ASP. after logging on to. NET, JSP can use ASP. net Session value. at the beginning, the idea of baby (itbaby.jss.cn) was ASP. NET serialization Session is saved to the database as binary data, and then the JSP reads the binary data in the database and deserializes it into a Session object, and then forcibly converts it into a JAVA Session object. During JAVA-side conversion, if an error occurs, you cannot solve the problem by searching online materials. Therefore, you can use a replacement method.
Ideas for the replacement method:
Log on to the ASPX file. After Successful Logon, save the variable values in the Session to a table in the database. Use the SessionID of the Session object of ASP. NET, create An ASPX file, and obtain
Get the SessionID of the currently logged-on user and use the ASP. NET redirect statement to go to the JSP file. The URL request path format is test. jsp? Aspnetsessionid = ffj12d455p0ujr45vdqwhh45, if
ASP. NET is not logged on or logon fails. Although there is a SessionID value, the database does not have data associated with this SessionID.
Some readers may find that test. jsp is not required?

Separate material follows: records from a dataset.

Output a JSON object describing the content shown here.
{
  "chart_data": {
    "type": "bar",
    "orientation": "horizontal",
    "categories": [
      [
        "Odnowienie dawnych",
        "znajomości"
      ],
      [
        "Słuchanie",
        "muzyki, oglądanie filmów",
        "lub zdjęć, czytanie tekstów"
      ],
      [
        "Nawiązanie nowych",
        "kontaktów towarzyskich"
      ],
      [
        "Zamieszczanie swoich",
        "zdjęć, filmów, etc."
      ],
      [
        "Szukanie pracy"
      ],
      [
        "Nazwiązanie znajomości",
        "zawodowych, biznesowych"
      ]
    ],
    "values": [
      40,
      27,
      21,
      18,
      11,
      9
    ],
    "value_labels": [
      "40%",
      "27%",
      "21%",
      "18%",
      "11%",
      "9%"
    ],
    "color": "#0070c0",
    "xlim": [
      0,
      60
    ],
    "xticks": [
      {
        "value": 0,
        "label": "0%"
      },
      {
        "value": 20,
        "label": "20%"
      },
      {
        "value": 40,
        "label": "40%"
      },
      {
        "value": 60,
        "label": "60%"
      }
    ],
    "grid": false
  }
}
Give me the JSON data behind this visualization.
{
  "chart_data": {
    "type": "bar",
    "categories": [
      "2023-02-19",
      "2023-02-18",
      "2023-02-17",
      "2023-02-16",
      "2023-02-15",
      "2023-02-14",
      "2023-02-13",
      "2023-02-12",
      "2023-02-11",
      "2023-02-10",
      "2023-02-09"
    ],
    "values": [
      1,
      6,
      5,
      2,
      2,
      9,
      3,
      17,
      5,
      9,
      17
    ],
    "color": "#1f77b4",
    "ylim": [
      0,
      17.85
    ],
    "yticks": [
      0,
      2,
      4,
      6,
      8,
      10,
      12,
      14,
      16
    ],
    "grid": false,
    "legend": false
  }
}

Aspnetsessionid = ffj12d455p0ujr45vdqwhh45 and other request paths can also be completed. Yes, you can use test. jsp? Userid = 1111
The value is also passed. Of course, userid is the value obtained after ASP. NET is successfully logged on, but some users can know the sensitive data of USERID (User ID.
Create a table
◆ Table name:
◆ Iis_session
◆ Field name:
◆ Id varchar (26) -- store the SessionID of ASP. NET
◆ Userid int (4) -- stores the user ID after Successful Logon
◆ Power int (4) -- store the user's permission number
Source code snippets of ASP. NET programs:
/* After successful login, you can place the following CODEING on the logon authentication ASPX page * // record the Session value to the database private void WriteSession2DB (string sessionID, stringsUID, string sPWR) {// connect to the database code. The reader automatically adds string sessID = sessionID; string strSQL = "insert into iis_session (id, userid, power) Values (@ seionID, @ UID, @ PWR) "; // webmod. sqlConn is the connection object of the database. The reader replaces it with his own database connection SqlCommand sqlCmd = new SqlCommand (strSQL, webmod. sqlConn); sqlCmd. parameters. add ("@ seionID", SqlDbType. varChar ). value = sessID; sqlCmd. parameters. add ("@ UID", SqlDbType. int) .Value = Convert.ToInt32(sUID.Trim()); sqlCmd.Parameters.Add("@PWR", SqlDbType.Int) . Value = Convert. toInt32 (sPWR. trim (); sqlCmd. executeNonQuery (); // closes the database connection, and the reader adds it by himself.}/* when the user exits the system, delete a row of data for the SessionID in the database, which can be placed on the exit page, Or Global. in asax's Session_END process * // Delete the Session value private void RemoveSession4DB () {// connect to the database code. The reader adds string sessID = Session. sessionID; string strSQL = "delete from iis_session where id = '" + sessID + "'"; // webmod. sqlConn is the connection object of the database. The reader replaces it with his own database connection SqlCommand sqlCmd = new SqlCommand (strSQL, webmod. sqlConn); sqlCmd. executeNonQuery (); // closes the database connection, and the reader adds}/* a aspx page redirected to JSP, add the following code in PAGE_LOAD on this ASPX page */pr Ivate void Page_Load (object sender, System. EventArgs e) {string strSessionID = Session. SessionID. Trim (); String strRoot = "http: // localhost/test. jsp? aspnetsessionid="+strSessionID; Response.Redirect(strRoot,true); } |
JSP program source code snippets:
<% @ Page contentType = "text/html; charset = gb2312" %> <%/* your own database connection class. You can replace it with your own */%> <jsp: useBean id = "db" scope = "page" Class = "com. itbaby. bean. dbx. database "/> <% String sASPNetSessionID = request. getParameter ("aspnetsessionid"); // The connection pool is used to connect to the database. you can replace it with your own String sDBSourceName = "itbaby_dbpool"; db. dbConnOpen (sDBSourceName); String sSql = "select userid, power from iis_session Where id = '"+ sASPNetSessionID +"' "; // The Reader replaces the java code for reading the result set. SQL. resultSet rs = db. getRs (sSql); if (rs. next () {String sUID = rs. getString (1); String sPower = rs. getString (2);/* read the value of the SESSIONID in the database and display it, If ASP. net session times out, no Value */out. print ("<H1> ASP. Net Session Value UserID = "+sUID+"</H1><br><br>"); out.print("<H1>ASP.Net Session Value Power = "+sPower+"</H1><br><br>"); } rs.close(); db.dbConnClose(); %> |
Well, although it is not a good method, it can also be used to protect users' sensitive data. I will continue to consider using serialization and deserialization to share Session objects between different WEB languages, instead of sharing Session values.